Scott does not pretend to have a perfect answer. But he does give useful guidance: find spaces where AI cannot easily replace what you do, keep learning, and do not over-rotate on the mythical perfect opportunity. Take a role, learn fast, excel in it, and let that become the next step. It is not a comforting answer, but it is an honest one. The economy is being rewritten. The playbook is moving. The best response is not paralysis. It is adaptability.

Closing Advice

The strongest idea in this episode is that GTM executive search is really a role-design discipline disguised as a recruiting discipline.


If you define the wrong problem, you hire the wrong leader. If you chase the most attractive candidate instead of the best fit for the actual story, you get burned. If you assume AI replaces the craft, you miss that it is actually raising the value of the most human parts of the craft. And if you keep organizing GTM around internal boundaries instead of customer experience, you force friction into the system that no title can solve.
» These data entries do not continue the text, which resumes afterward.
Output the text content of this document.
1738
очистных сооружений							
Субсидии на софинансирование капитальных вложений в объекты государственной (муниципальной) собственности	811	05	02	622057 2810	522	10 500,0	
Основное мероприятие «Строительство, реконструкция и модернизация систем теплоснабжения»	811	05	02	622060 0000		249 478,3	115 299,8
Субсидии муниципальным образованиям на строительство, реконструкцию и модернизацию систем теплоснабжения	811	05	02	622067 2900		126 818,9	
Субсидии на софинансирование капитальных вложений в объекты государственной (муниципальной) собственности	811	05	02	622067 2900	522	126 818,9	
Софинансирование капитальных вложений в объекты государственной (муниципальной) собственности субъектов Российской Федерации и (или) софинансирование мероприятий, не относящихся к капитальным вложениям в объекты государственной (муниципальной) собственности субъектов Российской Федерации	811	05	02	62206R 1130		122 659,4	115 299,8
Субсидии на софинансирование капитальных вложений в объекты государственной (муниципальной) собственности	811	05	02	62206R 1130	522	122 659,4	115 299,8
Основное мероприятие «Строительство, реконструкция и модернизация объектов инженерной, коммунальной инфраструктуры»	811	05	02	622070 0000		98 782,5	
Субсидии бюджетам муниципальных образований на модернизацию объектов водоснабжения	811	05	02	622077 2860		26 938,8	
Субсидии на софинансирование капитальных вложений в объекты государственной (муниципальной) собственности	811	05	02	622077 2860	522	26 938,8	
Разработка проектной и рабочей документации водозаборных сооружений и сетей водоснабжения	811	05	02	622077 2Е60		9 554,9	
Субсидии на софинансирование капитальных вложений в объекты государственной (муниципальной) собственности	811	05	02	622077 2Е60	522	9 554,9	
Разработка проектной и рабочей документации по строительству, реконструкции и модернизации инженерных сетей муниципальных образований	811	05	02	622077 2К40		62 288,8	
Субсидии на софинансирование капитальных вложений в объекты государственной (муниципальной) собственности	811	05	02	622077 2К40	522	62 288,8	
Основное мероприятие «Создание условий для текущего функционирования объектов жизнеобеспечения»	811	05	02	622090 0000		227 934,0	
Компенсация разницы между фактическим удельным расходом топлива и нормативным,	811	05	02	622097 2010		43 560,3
Scott’s advice is better than most because it is grounded in operating reality. Slow down long enough to understand the role. Be honest about readiness. Hire for the next stage, not the vanity title. And build search around the thing that still compounds after the tools level the playing field: trust.

Best Quotes

  • “What problem are you really trying to solve?”
  • “The relationship is the vast majority of it.”
  • “The customer doesn’t see its experience with you as disparate journeys.”
  • “AI makes that a commodity in a minute.”
  • “The right talent makes all the difference.”
  • “Disruption creates opportunity.”

What To Do Next

  • Rewrite your hiring brief around the business problem, not the title.
  • Ask what has to change in the next 6, 12, and 24 months before you ask who should own it.
  • Pressure-test product and motion readiness before hiring senior GTM talent.
  • A strong enterprise seller cannot fix a product that is not ready for enterprise selling.
  • Separate “best candidate” from “best fit.”
  • Align the role, the company story, and the compensation before you chase a purple unicorn you cannot realistically attract.
  • Build evaluation around motion and buyer depth, not vague sector matching.
  • SMB, enterprise, PLG, and regulated sales environments create genuinely different role requirements.
  • Design GTM from the outside in.
  • Map the customer journey first, then organize your marketing, sales, and customer success handoffs around that experience.
  • Use AI to remove drag, not judgment.
  • Let it handle synthesis and efficiency so your team can spend more time on interviews, alignment, and trust-building.
  • For anyone building a GTM search career, major in one thing and build minors around it.
  • Pattern recognition compounds, but only if you stay curious enough to widen your range over time.

About The Guest

Scott Wielar is a Partner at JM Search and leads the firm’s commercial/go-to-market team. He focuses on recruiting senior commercial leaders for private and growth equity-backed businesses, and brings prior experience as a CRO, president, CMO, and leadership consultant across the private equity ecosystem.